台湾に民主主義を定着させたのは中国だった

①中国は台湾を実効支配したことがない

正確には、「中華人民共和国は」と言うべきでしょう。漢族が台湾に移住し始めた17世紀、台湾はオランダとスペインの植民地でした。1662年に鄭成功がオランダを追放して台湾に「東寧王国」を建てましたが、その後、清朝が同王国を破り、台湾を併合します。1895年に日清戦争後の下関条約で台湾は清朝から日本に割譲され、1945年以降は「中華民国」が台湾を実効支配しています。

②台湾の民主主義

皮肉なことに、台湾に民主主義を定着させたのは中国でした。1995年から1996年にかけて、中国は台湾海峡周辺海域で一連のミサイル発射実験を行いました。当時は台湾で初の直接民選総統選挙が行われる直前で、この軍事的危機もあり、初の民選総統には李登輝が当選しました。
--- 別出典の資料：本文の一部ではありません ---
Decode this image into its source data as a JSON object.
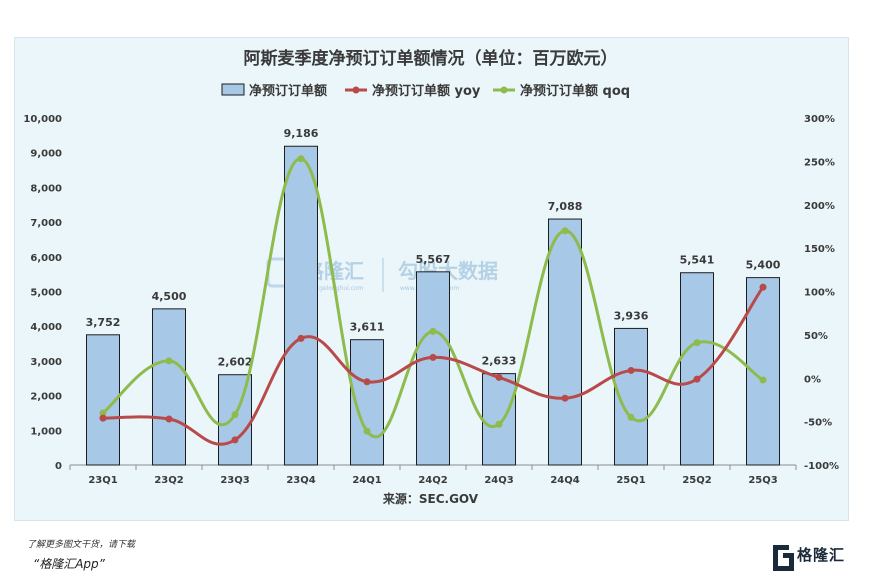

こうした中国側の強硬措置は逆効果となり、台湾独立志向の強い李登輝が当選したことは皮肉としか言いようがありませんが、同様のことは2020年にも起きています。香港当局がデモを厳しく取り締まった結果、当時劣勢だった民主進歩党(民進党)の蔡英文総統が再選されたのです。

94%の人が自分たちは「台湾人」と考えている

③ハイテクで生きる台湾

台湾では1987年に台湾元高・ドル安が進み、労働集約型製品輸出が落ち込むなど「産業の空洞化」が危惧されました。これに対し、台湾は「産業の高度化」を目指し、ハイテク産業育成を積極的に進めました。今や台湾には半導体を始めとする世界有数のハイテク企業が進出しています。

④切り崩される台湾外交

2022年末の段階で「中華民国」と外交関係を持つ国連加盟国は13カ国しかありません。2016年に民進党の蔡英文政権成立後、中国は中南米諸国に対する外交的圧力を強め、サントメ・プリンシペ、パナマ、ブルキナファソと相次いで国交を樹立、「中華民国」との断交を迫る外交を進めてきました。その結果、台湾は2016年にはサントメ・プリンシペ、2017年にはパナマ、2018年にはエルサルバドル、ドミニカ、ブルキナファソ、2019年にはソロモン諸島、キリバス、2021年にはニカラグアと断交しています。

⑤台湾人の意識に変化は

台湾・政治大学選挙研究センターの世論調査によれば、自らを「台湾人」「中国人」「両方」と考える台湾の人々の割合が1992年からの30年で激変し、「台湾人」が17.6%から60.8%に、「中国人」が25.5%から2.7%に、「両方」が46.4%から32.9%になったそうです。つまり、今や台湾民衆の94%が「台湾人」アイデンティティを持っているのです。これでは中国が台湾を「平和的に統一」することは難しいでしょう。